Kenneth H. Bacon, 64, a former Wall Street Journal reporter who was top spokesman at the Pentagon during the Clinton administration and later became a prominent advocate on behalf of international refugees, died Saturday of melanoma at his vacation home on Block Island, R.I.
His primary residence was in Washington.
Bacon had spent 25 years at the Journal's Washington bureau before becoming the chief spokesman at the Pentagon in 1994.
After leaving the Pentagon in 2001, Bacon became president of the D.C.-based advocacy group Refugees International and emerged as one of the strongest voices for the dispossessed around the globe. His organization, which accepts no funding from governments or the United Nations, estimates that there are 12 million international refugees.

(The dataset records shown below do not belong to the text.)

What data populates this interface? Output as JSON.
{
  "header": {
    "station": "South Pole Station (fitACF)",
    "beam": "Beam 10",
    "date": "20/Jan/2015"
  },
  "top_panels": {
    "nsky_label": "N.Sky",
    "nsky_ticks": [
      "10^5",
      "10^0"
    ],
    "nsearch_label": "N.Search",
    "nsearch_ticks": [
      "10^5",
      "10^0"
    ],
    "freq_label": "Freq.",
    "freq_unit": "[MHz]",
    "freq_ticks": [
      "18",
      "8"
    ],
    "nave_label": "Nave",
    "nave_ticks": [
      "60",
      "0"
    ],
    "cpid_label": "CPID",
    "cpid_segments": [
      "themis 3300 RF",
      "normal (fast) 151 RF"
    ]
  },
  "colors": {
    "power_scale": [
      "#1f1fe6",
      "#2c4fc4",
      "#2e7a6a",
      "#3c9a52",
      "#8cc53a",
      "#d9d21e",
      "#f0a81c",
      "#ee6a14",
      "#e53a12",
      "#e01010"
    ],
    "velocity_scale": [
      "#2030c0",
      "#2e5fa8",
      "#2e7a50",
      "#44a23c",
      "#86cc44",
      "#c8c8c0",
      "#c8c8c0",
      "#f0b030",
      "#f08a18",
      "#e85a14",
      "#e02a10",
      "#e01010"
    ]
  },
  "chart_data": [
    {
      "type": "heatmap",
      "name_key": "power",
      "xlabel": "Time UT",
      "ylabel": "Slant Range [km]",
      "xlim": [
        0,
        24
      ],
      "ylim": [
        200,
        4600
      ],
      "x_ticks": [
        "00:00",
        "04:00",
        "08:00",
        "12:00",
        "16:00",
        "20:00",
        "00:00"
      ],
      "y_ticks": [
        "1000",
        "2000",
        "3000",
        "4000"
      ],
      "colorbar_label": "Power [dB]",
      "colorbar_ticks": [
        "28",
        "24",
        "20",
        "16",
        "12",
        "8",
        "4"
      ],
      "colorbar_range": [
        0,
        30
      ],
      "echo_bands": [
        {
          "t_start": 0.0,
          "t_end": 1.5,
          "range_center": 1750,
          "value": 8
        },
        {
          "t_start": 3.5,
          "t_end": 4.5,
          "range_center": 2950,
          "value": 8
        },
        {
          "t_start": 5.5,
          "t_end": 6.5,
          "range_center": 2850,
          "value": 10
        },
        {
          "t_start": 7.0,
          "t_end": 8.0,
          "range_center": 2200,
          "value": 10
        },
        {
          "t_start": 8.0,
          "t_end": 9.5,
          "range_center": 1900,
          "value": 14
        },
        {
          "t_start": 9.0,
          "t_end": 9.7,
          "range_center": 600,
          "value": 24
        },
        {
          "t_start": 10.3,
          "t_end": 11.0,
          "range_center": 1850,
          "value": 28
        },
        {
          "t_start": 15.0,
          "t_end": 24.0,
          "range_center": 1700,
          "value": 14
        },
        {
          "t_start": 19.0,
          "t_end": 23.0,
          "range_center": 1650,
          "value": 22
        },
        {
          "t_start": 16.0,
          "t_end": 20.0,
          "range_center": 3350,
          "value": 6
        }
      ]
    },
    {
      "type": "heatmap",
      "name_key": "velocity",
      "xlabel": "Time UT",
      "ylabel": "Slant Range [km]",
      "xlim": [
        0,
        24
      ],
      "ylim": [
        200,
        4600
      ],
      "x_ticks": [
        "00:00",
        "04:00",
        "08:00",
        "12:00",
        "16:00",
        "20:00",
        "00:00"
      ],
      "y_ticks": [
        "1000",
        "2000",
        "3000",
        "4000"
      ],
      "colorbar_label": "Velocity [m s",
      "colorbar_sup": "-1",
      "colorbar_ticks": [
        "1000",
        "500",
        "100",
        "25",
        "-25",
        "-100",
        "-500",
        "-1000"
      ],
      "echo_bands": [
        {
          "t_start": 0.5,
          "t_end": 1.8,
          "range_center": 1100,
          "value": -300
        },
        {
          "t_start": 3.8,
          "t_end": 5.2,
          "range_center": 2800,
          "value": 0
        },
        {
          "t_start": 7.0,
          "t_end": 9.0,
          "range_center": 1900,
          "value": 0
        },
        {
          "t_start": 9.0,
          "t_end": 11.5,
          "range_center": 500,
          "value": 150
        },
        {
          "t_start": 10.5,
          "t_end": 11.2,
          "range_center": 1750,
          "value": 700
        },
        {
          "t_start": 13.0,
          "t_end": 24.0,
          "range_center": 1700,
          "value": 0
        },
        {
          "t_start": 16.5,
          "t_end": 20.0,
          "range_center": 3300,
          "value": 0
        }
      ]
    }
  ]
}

Bacon was among the first to draw attention to the humanitarian crisis in the Darfur region of Sudan, and he helped bring to light the problems facing millions of refugees from the war in Iraq. He was instrumental in finding sanctuary for displaced Iraqis in Middle East countries and lobbied for greater numbers of Iraqi refugees to be admitted to the United States.
Kenneth Hogate Bacon was born Nov. 21, 1944, in Bronxville, N.Y., and was a graduate of the private Phillips Exeter Academy in New Hampshire. His father was an administrator at Amherst College in Massachusetts, from which Bacon graduated in 1966. He received dual master's degrees, in business administration and journalism, from Columbia University in 1968.
After working as a legislative assistant to Sen. Thomas J. McIntyre (D-N.H.), Bacon joined the Washington bureau of the Wall Street Journal in 1969. He was the paper's Pentagon correspondent from 1976 to 1980.